GWA satisfies my passion for secret gardens with kindred spirits.
Friends, networking, jobs, income, fun, karaoke, learning…

Thank you, GWA

In 2009 we visited Plant Delights Nursery in North Carolina. Here is Tony Avent’s patio. Agave, anyone?

Here is Brent Heath, of Brent and Becky’s Bulbs. He and Becky are two of the people I’ve been blessed to meet through GWA. They are, like other GWA members, so completely welcoming – if you love plants, you’re “good people.”

This was taken on an early morning photo shoot at the Indianapolis Museum of Art. We strolled around a world class garden as the sun rose. It doesn’t get much better than this.

One of the best things about going to a GWA annual meeting is that they are held all over North America. I’ve been able to see private gardens in all sorts of climates – places I’d NEVER get to visit if it weren’t for GWA. This was a private garden in Tuscan, AZ. This is just a small view of the zillions of cacti and succulents in containers on this property. FUN.

Dan Heims, of Terra Nova Nurseries, says “Don’t mess with me!” at the GWA trade show in Indianapolis. Part of the annual meetings is a show that features great plants and products.

This was a meticulously maintained private garden in Quebec City. I LOVED Quebec City. In fact, I’d go back to any of the cities we’ve visited for GWA meetings in a heartbeat.

The Parliament Building in Quebec City had huge displays of vegetables and other ornamental plants when we were there. Veggies in SmartPots were everywhere! And don’t you love the willow-branches arch? You could do this for a wedding, or in your own backyard…

GWA President Kirk Brown welcomes new GWA member Teresa Speight to the meeting in Atlanta. Georgia in 2016.

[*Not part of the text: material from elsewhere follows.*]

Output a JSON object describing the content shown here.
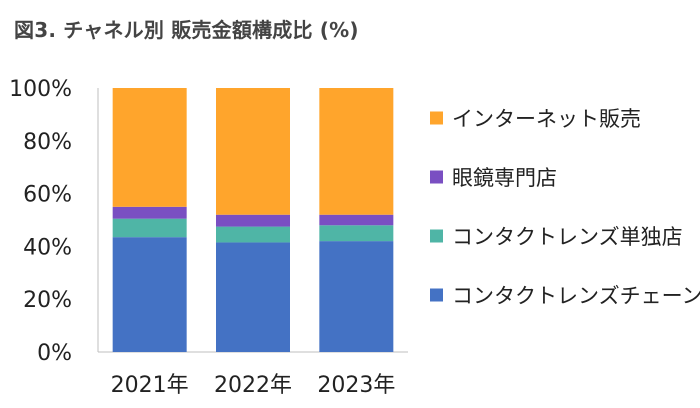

After I posted this photo I heard from fellow GWA member Mary Palmer Dargan – she told me that this arch is by Carl Peverall and it’s in Lee Dinns Atlanta garden. A perfect example of how GWA member have each other’s backs!  My original caption for this photo was: Here’s another thing that I love about the GWA annual meetings: I always come away inspired. Sometimes it’s an object I see in a garden, or the way that someone has combined plants. Other times it’s the information I get in a seminar or talk that kickstarts a new project or skill set. The annual meetings are go-go-go and yet I always come home invigorated and ready to move on to the next level. As someone wrote for the poem above, Thank You, GWA!

 

 

2 Comments

  1. Mary Palmer Dargan

    The arch by Carl Peverall in Lee Dinns Atlanta garden…so glad it is part of the poem!!

    Reply
    • CL Fornari

      Here is the perfect example of how GWA members “have each other’s backs.” I did not have the name of the artist who did this, nor the name of the gardener. So now I can add these to the caption and give credit where credit is due! Thanks Mary. You’re the best.